アンデッドマン・アンイージーライフ

koutori

プロローグ

第1話:目覚め


「……ああ、うう……」


 呻き声が漏れた。

 深い眠りから視界が開け、全身が重くて持ち上がらない。硬い地面に身体が縫い付けられたかのような、酷い倦怠感があった。


 何度か腕を立てて身体を持ち上げ、そして失敗する。

 赤ん坊でも出来るようなことが、出来ない。あんよもハイハイも。身体のあちこちがバラバラで、挙動が纏まらない。


「暗い……」


 ピチャン、ピチャンと何処かから水滴が跳ねる音が聞こえる。

 擦れる音、動く時の物音がいちいち木霊して響く。


 目が暗闇に慣れた頃、自分が剥き出しの土壁に囲まれていることに気付いた。

 狭くはない。吹き溜まりのように開けた場所だ。鼻をすすると、土臭さが咽頭に残った。

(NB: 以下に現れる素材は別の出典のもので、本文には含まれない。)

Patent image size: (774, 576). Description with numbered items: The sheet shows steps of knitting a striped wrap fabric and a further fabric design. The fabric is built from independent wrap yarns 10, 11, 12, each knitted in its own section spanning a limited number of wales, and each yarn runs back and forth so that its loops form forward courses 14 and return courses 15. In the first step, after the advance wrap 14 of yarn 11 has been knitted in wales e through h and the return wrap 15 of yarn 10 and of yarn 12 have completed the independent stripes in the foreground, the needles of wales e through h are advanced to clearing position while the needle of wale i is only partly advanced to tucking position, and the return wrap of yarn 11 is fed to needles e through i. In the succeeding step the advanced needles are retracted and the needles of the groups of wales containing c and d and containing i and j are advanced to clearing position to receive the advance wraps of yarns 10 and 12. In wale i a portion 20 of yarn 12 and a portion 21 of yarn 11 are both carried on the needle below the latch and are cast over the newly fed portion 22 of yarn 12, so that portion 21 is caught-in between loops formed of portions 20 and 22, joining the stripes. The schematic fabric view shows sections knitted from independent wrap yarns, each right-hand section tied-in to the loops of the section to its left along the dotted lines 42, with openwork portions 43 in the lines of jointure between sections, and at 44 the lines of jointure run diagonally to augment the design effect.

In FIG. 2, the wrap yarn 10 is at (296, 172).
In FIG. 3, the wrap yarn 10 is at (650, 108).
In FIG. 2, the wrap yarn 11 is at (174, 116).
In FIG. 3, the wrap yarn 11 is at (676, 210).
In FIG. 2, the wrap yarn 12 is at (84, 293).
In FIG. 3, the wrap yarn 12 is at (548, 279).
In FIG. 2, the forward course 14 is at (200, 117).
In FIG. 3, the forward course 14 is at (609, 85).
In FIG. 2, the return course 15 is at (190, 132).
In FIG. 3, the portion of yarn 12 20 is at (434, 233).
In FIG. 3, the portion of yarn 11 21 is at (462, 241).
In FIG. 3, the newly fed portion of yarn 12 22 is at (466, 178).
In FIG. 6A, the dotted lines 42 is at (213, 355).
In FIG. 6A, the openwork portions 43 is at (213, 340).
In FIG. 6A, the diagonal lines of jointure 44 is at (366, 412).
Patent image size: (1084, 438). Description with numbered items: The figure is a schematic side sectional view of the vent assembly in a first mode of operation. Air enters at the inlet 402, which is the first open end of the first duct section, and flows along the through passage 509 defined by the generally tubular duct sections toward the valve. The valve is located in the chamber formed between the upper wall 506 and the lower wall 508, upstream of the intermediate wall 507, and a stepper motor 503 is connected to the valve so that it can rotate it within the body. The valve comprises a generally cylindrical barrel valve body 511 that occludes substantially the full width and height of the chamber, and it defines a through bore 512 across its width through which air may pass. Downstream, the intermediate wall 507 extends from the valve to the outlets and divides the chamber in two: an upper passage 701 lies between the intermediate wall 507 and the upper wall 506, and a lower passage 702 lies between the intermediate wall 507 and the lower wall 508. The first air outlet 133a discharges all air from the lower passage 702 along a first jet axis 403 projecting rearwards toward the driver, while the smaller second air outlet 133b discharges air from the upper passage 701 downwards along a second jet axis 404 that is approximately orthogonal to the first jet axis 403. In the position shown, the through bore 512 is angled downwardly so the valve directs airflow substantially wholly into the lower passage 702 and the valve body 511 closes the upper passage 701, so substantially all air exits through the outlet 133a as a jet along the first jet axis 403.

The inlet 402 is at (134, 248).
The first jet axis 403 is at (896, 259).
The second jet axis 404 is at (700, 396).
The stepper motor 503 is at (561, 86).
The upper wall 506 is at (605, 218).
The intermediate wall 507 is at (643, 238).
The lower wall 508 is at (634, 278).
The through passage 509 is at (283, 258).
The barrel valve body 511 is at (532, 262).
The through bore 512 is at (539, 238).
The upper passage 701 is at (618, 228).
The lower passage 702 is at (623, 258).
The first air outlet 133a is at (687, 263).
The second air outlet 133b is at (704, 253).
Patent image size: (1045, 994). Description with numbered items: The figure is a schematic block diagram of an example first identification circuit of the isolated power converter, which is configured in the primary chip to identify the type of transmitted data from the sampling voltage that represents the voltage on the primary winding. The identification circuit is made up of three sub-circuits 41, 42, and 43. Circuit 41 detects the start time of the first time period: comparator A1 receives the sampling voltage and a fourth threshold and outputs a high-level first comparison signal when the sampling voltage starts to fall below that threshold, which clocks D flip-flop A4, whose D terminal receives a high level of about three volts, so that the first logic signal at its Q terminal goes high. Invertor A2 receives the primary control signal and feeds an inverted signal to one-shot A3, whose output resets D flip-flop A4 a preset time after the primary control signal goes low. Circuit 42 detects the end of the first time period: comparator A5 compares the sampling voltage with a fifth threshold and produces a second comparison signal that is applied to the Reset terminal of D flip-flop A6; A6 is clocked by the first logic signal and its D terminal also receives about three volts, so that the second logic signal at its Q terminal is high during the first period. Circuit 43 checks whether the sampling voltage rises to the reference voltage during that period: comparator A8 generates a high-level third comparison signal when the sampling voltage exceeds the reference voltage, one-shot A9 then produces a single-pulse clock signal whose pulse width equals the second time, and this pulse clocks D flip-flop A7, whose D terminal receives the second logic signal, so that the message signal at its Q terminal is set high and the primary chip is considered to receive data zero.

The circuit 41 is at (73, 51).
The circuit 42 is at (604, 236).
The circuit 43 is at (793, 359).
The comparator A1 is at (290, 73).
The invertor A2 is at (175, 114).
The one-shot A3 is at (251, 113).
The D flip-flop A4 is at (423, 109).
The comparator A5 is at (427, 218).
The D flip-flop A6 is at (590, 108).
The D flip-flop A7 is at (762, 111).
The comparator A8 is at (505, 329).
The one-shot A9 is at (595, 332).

 やがて、肘を立て、膝をつき、這いつくばった状態から起き上がった。


 ゆっくりと、忘れてしまったものを一から確かめるように、立ち上がる。

 ぐらつき、重心はぶれ、足元が覚束ない。

 あまりの不安定さに、自分が寄せ集めた部位が集まっただけの存在であるかのように思えた。


 しかし、立てた。

 問題なく、二本の足で。


「ここ、どこだ」


 たった一言喋るだけで、喉は歪んだ。

 長い時間使われなかったのが分かる。


 立ち上がって辺りを見渡しても、やはり何も無い。がらんどうだ。


 そして、先程から一つ疑問であることを、口にした。

 いや、そうせざるを得なかった、と言うべきか。



「────俺は、誰なんだ……?」



 声に反響した木霊だけが、虚しくその問いかけに答えた。